Machine learning and artificial intelligence make it possible to reduce the risk when granting credits, detecting signs of non-payment and combating the challenges posed by cybersecurity.

The application of advanced technology is increasing efficiency in all sectors of activity. And in this process of digital transformation, financial entities may be the most dynamic in the adoption of all kinds of advances.

Machine learning is one of the technologies that can contribute most to a better development of banking business. “Machine learning techniques provide greater predictive power in banking credit models,” commented Sergio Lloret, an account manager at the AIS Group consultancy, at the last National Credit Congress in Spain.

He explained that the results obtained in recent projects show that the level of success in credit granting and monitoring models improves between 25% and 50% when using machine learning algorithms instead of traditional techniques. Lloret said that these results are reflected in the so-called Gini Index, “which goes from 50% or 60% to be in ranges above 90%, which is a percentage of high success.”

In this way, the joint application of algorithms and techniques of artificial intelligence (AI) and machine learning to risk models allows us to multiply their success. And this is fundamental for the financial sector because it helps entities adjust to their level of risk appetite .
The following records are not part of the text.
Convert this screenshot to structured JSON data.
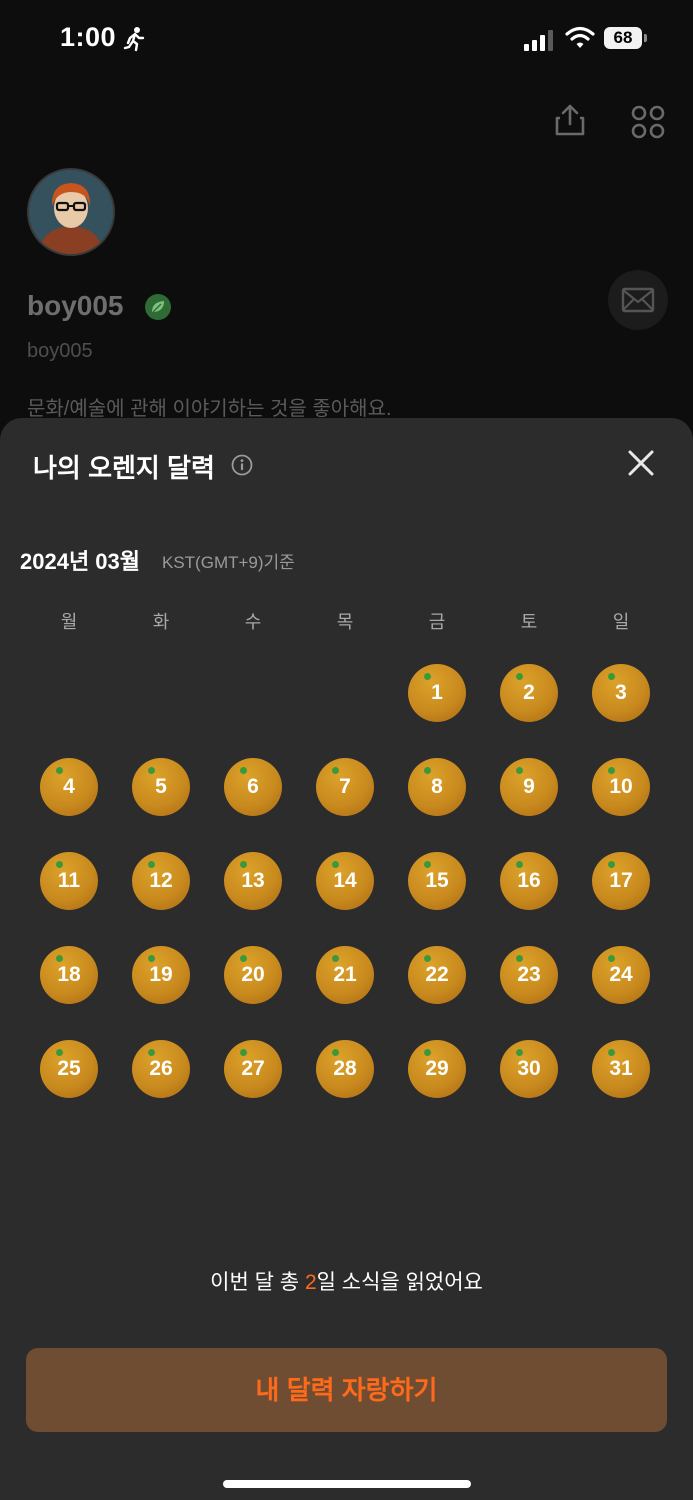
{
  "status_bar": {
    "time": "1:00",
    "battery": "68"
  },
  "profile": {
    "username": "boy005",
    "handle": "boy005",
    "bio": "문화/예술에 관해 이야기하는 것을 좋아해요."
  },
  "sheet": {
    "title": "나의 오렌지 달력",
    "month": "2024년 03월",
    "timezone": "KST(GMT+9)기준",
    "weekdays": [
      "월",
      "화",
      "수",
      "목",
      "금",
      "토",
      "일"
    ],
    "days": [
      "1",
      "2",
      "3",
      "4",
      "5",
      "6",
      "7",
      "8",
      "9",
      "10",
      "11",
      "12",
      "13",
      "14",
      "15",
      "16",
      "17",
      "18",
      "19",
      "20",
      "21",
      "22",
      "23",
      "24",
      "25",
      "26",
      "27",
      "28",
      "29",
      "30",
      "31"
    ],
    "summary_prefix": "이번 달 총 ",
    "summary_count": "2",
    "summary_suffix": "일 소식을 읽었어요",
    "cta_label": "내 달력 자랑하기"
  },
  "colors": {
    "accent": "#ff6a1a",
    "orange": "#d4961f",
    "sheet_bg": "#2c2c2c",
    "cta_bg": "#6e4d33"
  },
  "icons": [
    "running-icon",
    "signal-icon",
    "wifi-icon",
    "share-icon",
    "grid-menu-icon",
    "verified-leaf-icon",
    "mail-icon",
    "info-icon",
    "close-icon"
  ]
}
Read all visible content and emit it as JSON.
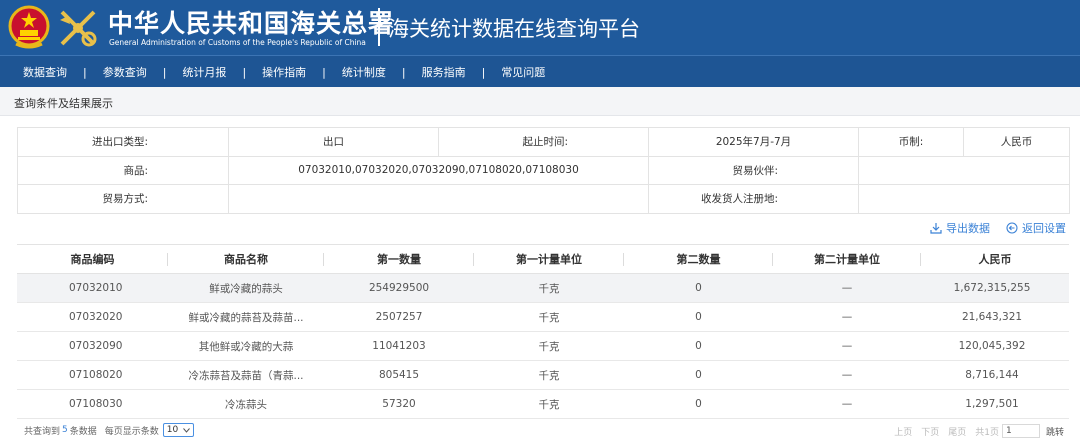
{
  "header": {
    "org_name_cn": "中华人民共和国海关总署",
    "org_name_en": "General Administration of Customs of the People's Republic of China",
    "platform_title": "海关统计数据在线查询平台",
    "brand_color": "#1f5a9c"
  },
  "nav": {
    "items": [
      {
        "label": "数据查询"
      },
      {
        "label": "参数查询"
      },
      {
        "label": "统计月报"
      },
      {
        "label": "操作指南"
      },
      {
        "label": "统计制度"
      },
      {
        "label": "服务指南"
      },
      {
        "label": "常见问题"
      }
    ],
    "separator": "|"
  },
  "breadcrumb": "查询条件及结果展示",
  "conditions": {
    "trade_type_label": "进出口类型:",
    "trade_type_value": "出口",
    "period_label": "起止时间:",
    "period_value": "2025年7月-7月",
    "currency_label": "币制:",
    "currency_value": "人民币",
    "goods_label": "商品:",
    "goods_value": "07032010,07032020,07032090,07108020,07108030",
    "partner_label": "贸易伙伴:",
    "partner_value": "",
    "trade_mode_label": "贸易方式:",
    "trade_mode_value": "",
    "registration_label": "收发货人注册地:",
    "registration_value": ""
  },
  "actions": {
    "export_label": "导出数据",
    "reset_label": "返回设置",
    "link_color": "#3b82d6"
  },
  "results": {
    "columns": [
      "商品编码",
      "商品名称",
      "第一数量",
      "第一计量单位",
      "第二数量",
      "第二计量单位",
      "人民币"
    ],
    "rows": [
      {
        "code": "07032010",
        "name": "鲜或冷藏的蒜头",
        "qty1": "254929500",
        "unit1": "千克",
        "qty2": "0",
        "unit2": "—",
        "rmb": "1,672,315,255"
      },
      {
        "code": "07032020",
        "name": "鲜或冷藏的蒜苔及蒜苗...",
        "qty1": "2507257",
        "unit1": "千克",
        "qty2": "0",
        "unit2": "—",
        "rmb": "21,643,321"
      },
      {
        "code": "07032090",
        "name": "其他鲜或冷藏的大蒜",
        "qty1": "11041203",
        "unit1": "千克",
        "qty2": "0",
        "unit2": "—",
        "rmb": "120,045,392"
      },
      {
        "code": "07108020",
        "name": "冷冻蒜苔及蒜苗（青蒜...",
        "qty1": "805415",
        "unit1": "千克",
        "qty2": "0",
        "unit2": "—",
        "rmb": "8,716,144"
      },
      {
        "code": "07108030",
        "name": "冷冻蒜头",
        "qty1": "57320",
        "unit1": "千克",
        "qty2": "0",
        "unit2": "—",
        "rmb": "1,297,501"
      }
    ]
  },
  "footer": {
    "total_prefix": "共查询到",
    "total_count": "5",
    "total_suffix": "条数据",
    "page_size_label": "每页显示条数",
    "page_size_value": "10",
    "first_page": "上页",
    "next_page": "下页",
    "last_page": "尾页",
    "total_pages": "共1页",
    "current_page": "1",
    "jump_label": "跳转"
  }
}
In addition, these techniques allow monitoring of the portfolios and detect the signs of a possible default earlier , and may act before it occurs. Ramón Trías, president of AIS Group, explained that this ability to anticipate “is especially useful in the new framework imposed by IFRS 9 (NIIC 9), as a change in the state of operations can impact negatively in the income statement, by causing the obligation to increase the level of reserves. “

On the other hand, it influenced the role of AI in cybersecurity. “Each time the malware is more advanced and even uses AI techniques. It is no longer limited to knocking down the systems of the companies it affects. Now there is another type of more elaborate and organized attacks: progressive information thefts, massive and automated attacks with bots, information encryptions, user identity theft, etc. It is necessary to resort to very advanced systems to detect and stop these smart malware practices before it is too late, “he said.

Also, Trías stressed that we live a moment of “explosion” of these technologies , which has been working for decades. However, now several factors that are driving its development are combined. First, he highlighted the advances in hardware and software, which have allowed to multiply the speed of computing. “A computation that used to take 4 months, now is ready in just 20 seconds, which is an industrial time,” he said. And this increase in capacity, combined with the emergence of big data, allows us to work with more variables, improving the power of prediction.“Having more information does not mean using it all. You have to know which variables are the most relevant and really add value to the algorithm. The AI ​​is a great help, but the role of the expert is still key to direct the work and constant learning of these advanced systems, “he said.